(308b) Microscopic Models of Chiral Amplification and Symmetry Breaking
Amino acids, sugars and other biomolecules are geometrically constrained by the machinery of life to predominantly express one enantiomer over its mirror image. Fundamental questions naturally arise about the origin of this homochirality from a presumably racemic, pre-biotic environment, and these open questions provide an active area of research. One unsolved question is whether homochirality is a prerequisite for life or merely incidental. Novel mechanisms of asymmetric synthesis and chiral amplification of biomolecules are also of great practical interest, for example in the pharmaceutical industry. Therapeutic compounds often must be synthesized with a particular chirality, and in extreme cases the mirror image may be harmful.

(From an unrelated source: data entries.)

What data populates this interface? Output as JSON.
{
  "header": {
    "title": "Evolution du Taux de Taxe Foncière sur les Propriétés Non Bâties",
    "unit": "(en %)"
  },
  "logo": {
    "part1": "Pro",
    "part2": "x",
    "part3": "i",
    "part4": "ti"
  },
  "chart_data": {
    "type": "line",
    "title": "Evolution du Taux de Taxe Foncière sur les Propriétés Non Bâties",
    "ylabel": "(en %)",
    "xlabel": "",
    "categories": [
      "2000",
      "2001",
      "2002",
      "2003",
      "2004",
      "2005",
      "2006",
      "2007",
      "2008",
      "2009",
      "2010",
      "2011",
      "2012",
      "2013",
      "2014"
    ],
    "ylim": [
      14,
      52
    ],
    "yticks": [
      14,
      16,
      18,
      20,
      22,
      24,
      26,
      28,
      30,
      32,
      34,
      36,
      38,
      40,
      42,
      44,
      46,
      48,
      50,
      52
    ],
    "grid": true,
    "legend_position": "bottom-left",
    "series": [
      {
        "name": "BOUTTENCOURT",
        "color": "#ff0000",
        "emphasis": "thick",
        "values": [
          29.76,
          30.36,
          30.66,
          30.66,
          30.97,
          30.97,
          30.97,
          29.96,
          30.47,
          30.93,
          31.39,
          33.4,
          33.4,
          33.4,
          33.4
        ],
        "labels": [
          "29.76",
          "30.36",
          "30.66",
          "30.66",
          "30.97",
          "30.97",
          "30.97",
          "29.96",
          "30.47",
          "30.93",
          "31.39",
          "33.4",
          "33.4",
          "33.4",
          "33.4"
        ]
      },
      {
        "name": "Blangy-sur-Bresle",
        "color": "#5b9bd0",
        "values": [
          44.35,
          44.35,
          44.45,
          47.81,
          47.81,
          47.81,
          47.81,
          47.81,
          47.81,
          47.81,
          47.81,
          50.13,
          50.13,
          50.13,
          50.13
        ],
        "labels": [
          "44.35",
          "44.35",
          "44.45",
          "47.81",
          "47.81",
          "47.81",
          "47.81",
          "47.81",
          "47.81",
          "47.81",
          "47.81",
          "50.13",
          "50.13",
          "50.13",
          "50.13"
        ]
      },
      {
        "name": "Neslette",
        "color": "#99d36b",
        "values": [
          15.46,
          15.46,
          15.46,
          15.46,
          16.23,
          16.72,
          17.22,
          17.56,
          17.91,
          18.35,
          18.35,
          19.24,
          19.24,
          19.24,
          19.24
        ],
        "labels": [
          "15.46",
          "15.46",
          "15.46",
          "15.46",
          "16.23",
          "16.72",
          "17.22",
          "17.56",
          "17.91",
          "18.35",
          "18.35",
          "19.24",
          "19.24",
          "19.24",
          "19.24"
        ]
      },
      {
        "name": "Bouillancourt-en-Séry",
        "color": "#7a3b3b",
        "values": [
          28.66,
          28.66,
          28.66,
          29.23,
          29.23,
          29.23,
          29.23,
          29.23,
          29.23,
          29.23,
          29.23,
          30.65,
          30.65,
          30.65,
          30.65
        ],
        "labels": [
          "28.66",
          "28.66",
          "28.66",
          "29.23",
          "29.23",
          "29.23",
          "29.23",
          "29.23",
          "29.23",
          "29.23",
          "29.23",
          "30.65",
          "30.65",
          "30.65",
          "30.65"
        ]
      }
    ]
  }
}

We formulate two-dimensional lattice models to study equilibrium phase behavior that leads to liquid-phase chiral amplification, and another lattice model to study spontaneous chiral symmetry breaking with asymmetric autocatalysis. The equilibrium model suggests a possible thermodynamic scenario for liquid-phase emergence of chiral imbalance in a prebiotic and presumably nearly racemic world . For the kinetic model, starting from a chirally unbiased initial condition, spontaneous symmetry breaking with chiral amplification occurs . We are not aware of another model with molecularly-explicit chirality, microscopic degrees of freedom, autocatalysis and inhibition that exhibits symmetry breaking. This suggests a useful role for theory and modeling in elucidating the possible conditions that may have given rise to the emergence of chirality in a pre-biotic world, and for identifying strategies for the rational design of industrial chiral synthesis processes.
 T.G. Lombardo and F.H. Stillinger and P.G. Debenedetti, Thermodynamic mechanism for solution phase chiral amplification via a lattice model. Proc. Nat'l. Acad. Sci. USA, 106, 15131, 2009.
 H.W. Hatch and F.H. Stillinger and P.G. Debenedetti, Chiral symmetry breaking in a microscopic model with asymmetric autocatalysis and inhibition. In submission, 2010.